As a readability suggestion, write approximant polynomials using Horner's rule. The resulting polynomial is mostly just a list of coefficients. That way, it's much easier to compare different polynomials. It also gives the programmer more control over the order of operations, since IEEE-754 arithmetic doesn't associate; if one wants a predictable ladder of FMAs then one has to repeatedly alternate multiplication and addition.

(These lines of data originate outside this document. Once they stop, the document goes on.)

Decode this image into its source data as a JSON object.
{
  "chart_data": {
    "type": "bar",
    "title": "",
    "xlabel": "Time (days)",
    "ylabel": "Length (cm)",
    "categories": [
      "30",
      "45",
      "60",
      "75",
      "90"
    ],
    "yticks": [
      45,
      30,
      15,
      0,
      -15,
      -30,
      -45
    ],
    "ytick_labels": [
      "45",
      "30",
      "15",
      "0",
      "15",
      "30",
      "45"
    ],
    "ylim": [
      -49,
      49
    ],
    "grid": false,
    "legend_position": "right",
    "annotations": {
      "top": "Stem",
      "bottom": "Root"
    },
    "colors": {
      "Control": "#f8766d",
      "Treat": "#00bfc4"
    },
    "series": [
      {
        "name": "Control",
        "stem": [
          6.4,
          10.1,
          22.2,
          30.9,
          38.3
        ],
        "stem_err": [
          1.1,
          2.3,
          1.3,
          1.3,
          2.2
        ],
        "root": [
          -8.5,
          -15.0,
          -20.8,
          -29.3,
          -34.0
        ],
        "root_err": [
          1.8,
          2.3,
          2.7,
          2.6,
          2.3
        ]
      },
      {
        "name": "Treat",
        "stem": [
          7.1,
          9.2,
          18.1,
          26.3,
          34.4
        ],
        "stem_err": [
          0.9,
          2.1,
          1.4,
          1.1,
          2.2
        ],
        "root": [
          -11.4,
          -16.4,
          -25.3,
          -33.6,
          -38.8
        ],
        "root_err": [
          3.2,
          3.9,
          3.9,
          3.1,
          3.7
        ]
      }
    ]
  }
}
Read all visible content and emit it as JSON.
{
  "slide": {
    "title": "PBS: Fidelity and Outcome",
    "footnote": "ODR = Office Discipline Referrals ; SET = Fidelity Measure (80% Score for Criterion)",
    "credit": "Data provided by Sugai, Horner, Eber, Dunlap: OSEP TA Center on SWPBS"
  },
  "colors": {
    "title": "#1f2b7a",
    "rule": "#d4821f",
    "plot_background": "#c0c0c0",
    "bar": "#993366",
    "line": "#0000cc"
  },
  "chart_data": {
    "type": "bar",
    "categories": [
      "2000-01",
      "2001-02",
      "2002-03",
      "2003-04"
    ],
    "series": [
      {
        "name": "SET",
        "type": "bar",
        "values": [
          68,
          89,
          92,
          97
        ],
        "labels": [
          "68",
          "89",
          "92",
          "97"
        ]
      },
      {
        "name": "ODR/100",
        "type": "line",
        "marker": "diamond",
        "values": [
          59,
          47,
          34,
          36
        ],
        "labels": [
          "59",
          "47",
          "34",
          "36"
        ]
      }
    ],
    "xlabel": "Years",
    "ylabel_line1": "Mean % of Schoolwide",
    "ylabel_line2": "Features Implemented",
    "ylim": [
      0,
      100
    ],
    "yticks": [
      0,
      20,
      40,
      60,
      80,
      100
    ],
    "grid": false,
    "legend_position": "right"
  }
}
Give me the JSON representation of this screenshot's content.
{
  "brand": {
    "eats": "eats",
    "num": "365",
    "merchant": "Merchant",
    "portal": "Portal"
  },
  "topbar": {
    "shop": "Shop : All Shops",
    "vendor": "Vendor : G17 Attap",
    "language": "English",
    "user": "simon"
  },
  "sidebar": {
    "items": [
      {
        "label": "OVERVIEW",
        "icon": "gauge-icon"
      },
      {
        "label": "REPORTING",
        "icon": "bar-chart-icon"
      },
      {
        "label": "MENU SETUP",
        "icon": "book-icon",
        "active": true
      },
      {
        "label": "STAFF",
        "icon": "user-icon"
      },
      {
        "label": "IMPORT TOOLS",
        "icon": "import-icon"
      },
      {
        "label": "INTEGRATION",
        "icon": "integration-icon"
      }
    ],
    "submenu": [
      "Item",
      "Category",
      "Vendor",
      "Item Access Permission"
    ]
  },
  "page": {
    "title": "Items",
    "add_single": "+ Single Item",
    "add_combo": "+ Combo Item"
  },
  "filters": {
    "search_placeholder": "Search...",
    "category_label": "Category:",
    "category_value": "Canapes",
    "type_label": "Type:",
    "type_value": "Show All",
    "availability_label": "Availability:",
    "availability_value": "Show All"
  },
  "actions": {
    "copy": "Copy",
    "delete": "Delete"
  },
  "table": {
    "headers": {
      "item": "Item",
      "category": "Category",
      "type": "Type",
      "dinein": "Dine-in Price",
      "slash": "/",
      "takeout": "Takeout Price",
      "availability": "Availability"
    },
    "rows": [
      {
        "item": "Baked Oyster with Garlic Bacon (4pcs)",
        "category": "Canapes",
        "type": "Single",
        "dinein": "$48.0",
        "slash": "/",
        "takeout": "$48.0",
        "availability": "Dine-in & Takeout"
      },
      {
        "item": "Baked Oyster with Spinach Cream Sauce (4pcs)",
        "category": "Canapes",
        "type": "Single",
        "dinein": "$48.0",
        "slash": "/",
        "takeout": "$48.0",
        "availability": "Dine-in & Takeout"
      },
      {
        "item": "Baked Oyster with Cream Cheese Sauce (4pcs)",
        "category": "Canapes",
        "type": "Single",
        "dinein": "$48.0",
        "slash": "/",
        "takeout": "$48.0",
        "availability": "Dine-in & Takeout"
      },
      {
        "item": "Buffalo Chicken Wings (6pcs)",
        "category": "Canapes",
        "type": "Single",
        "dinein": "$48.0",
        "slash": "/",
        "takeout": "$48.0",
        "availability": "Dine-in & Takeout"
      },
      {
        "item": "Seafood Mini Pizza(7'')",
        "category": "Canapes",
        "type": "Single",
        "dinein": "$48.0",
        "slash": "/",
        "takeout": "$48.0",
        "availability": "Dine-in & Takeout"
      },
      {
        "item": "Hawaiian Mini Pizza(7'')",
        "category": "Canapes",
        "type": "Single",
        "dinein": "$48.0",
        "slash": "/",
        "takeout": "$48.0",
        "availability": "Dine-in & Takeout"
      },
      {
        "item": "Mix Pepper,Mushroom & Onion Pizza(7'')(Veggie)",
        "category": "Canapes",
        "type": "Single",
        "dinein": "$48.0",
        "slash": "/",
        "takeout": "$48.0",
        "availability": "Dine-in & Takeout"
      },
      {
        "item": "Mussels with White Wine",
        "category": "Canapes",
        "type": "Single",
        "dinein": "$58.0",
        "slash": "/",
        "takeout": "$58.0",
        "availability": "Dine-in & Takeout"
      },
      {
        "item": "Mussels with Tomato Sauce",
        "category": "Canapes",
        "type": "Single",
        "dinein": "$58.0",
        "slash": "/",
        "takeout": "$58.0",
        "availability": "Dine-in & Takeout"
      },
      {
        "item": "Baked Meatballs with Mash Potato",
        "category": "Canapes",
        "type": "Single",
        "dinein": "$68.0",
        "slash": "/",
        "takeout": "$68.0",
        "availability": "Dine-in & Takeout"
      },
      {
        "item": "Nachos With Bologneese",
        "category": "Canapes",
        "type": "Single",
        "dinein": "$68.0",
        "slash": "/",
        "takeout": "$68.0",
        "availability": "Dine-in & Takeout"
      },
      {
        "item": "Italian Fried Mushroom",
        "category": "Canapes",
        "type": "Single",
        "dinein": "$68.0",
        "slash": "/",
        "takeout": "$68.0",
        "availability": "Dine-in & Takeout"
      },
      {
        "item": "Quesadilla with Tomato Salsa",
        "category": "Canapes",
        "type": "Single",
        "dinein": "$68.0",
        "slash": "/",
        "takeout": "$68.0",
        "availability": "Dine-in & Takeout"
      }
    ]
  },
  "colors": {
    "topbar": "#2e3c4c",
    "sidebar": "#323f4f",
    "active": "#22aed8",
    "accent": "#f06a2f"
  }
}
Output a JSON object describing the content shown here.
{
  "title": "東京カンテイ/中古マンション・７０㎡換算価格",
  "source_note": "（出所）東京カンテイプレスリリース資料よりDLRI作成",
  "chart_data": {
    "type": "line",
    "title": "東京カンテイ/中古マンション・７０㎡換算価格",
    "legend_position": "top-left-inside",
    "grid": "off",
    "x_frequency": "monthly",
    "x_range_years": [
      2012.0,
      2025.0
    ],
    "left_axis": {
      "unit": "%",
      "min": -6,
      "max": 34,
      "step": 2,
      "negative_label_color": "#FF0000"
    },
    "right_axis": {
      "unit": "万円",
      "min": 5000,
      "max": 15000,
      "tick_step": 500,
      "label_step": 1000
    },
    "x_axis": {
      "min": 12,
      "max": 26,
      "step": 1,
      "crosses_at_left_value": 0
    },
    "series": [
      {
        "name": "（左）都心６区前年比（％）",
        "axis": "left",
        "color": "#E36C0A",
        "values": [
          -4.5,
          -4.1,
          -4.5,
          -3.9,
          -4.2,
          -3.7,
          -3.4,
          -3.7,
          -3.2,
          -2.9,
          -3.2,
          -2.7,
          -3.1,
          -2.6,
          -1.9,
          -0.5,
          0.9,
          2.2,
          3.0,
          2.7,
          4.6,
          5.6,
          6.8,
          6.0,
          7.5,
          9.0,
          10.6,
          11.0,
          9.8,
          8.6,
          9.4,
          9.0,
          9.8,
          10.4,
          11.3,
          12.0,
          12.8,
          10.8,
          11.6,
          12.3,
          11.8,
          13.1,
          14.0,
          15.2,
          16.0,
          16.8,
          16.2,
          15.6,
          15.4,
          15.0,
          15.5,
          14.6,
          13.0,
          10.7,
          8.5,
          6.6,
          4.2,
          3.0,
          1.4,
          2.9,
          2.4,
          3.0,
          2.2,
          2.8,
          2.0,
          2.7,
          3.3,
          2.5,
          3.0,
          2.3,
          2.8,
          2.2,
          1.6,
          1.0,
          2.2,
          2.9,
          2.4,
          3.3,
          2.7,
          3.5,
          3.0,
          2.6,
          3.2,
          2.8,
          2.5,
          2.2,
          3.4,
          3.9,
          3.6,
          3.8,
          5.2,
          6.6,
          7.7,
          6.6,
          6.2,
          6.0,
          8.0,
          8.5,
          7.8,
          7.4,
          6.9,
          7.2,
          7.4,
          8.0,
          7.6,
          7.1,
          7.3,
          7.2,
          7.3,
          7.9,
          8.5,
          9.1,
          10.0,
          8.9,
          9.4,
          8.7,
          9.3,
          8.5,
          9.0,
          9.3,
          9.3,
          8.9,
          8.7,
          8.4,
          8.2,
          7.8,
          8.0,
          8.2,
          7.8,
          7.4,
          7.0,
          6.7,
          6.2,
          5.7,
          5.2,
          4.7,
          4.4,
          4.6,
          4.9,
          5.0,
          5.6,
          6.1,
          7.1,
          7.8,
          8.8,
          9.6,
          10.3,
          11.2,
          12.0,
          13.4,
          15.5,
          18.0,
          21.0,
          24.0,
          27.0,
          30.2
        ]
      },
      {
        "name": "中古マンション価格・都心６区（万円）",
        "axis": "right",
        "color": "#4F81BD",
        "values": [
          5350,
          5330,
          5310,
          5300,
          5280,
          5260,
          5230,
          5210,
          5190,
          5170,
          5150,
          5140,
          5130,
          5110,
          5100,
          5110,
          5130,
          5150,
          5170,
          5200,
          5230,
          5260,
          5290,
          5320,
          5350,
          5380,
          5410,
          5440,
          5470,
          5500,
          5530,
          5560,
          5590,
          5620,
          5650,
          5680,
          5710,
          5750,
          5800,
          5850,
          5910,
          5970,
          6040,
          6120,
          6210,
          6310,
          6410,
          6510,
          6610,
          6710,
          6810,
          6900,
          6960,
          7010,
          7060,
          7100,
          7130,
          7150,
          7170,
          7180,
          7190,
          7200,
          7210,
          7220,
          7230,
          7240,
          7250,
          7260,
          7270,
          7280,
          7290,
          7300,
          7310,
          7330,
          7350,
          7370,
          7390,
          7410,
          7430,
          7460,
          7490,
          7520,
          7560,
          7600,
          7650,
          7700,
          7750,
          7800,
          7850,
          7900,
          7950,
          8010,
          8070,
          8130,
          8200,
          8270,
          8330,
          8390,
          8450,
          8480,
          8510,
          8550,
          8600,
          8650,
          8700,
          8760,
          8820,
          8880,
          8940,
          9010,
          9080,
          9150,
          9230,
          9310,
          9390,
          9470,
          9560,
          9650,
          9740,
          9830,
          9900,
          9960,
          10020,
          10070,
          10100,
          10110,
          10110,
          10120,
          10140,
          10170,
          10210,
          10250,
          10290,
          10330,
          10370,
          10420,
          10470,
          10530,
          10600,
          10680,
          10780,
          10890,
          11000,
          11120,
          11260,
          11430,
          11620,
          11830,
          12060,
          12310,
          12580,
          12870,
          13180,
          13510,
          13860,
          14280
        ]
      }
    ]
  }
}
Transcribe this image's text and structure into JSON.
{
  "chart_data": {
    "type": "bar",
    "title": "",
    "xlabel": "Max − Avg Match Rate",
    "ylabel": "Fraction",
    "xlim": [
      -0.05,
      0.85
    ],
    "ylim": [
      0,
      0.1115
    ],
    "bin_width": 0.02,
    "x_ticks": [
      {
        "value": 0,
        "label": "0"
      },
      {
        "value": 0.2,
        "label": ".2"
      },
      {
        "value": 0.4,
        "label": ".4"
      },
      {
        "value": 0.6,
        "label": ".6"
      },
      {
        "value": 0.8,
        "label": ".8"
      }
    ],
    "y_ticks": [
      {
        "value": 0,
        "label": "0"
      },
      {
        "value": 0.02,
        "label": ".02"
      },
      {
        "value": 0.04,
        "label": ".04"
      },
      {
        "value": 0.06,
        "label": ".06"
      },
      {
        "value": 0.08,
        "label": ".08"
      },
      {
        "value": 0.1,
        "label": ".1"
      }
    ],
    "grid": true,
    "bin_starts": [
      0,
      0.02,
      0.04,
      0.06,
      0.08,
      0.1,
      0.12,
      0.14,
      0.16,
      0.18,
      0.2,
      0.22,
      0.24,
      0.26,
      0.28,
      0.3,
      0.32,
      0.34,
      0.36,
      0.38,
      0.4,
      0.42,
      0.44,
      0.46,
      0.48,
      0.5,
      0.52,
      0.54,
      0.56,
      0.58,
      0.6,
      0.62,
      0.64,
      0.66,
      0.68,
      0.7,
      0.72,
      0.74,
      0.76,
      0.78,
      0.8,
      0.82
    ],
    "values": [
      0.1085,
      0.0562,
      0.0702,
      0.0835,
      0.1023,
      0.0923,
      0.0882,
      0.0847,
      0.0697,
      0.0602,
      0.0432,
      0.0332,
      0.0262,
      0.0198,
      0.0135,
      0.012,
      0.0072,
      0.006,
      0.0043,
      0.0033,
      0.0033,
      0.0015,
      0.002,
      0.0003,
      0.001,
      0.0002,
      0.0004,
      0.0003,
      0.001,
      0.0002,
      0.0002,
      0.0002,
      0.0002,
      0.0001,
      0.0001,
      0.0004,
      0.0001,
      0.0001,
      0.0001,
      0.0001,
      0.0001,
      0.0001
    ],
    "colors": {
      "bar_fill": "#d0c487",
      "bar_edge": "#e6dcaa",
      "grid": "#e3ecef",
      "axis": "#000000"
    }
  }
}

Lolremez (previously, on Lobsters) supports arc sine. Instead of fishing for constants from old codebases and hoping that they work, we can generate fresh coefficients. Arc sine is an odd function, so we can change Remez variables to add a corresponding structural constraint before iterating. For example, I got:

$ lolremez --debug --degree 4 --range 0:1 "asin(sqrt(x))/sqrt(x)" "1/sqrt(x)"
…
[debug] error: 3.0793806583731183e-2
// Approximation of f(x) = asin(sqrt(x))/sqrt(x)
// with weight function g(x) = 1/sqrt(x)
// on interval [ 0, 1 ]
// with a polynomial of degree 4.
// p(x)=(((1.0632192121365258e+1*x-2.2122094756619801e+1)*x+1.5633874881759952e+1)*x-3.8898539851548752)*x+1.285884258668319

I'll leave it to the reader to read the linked tutorial and write the wrapper function that calls this.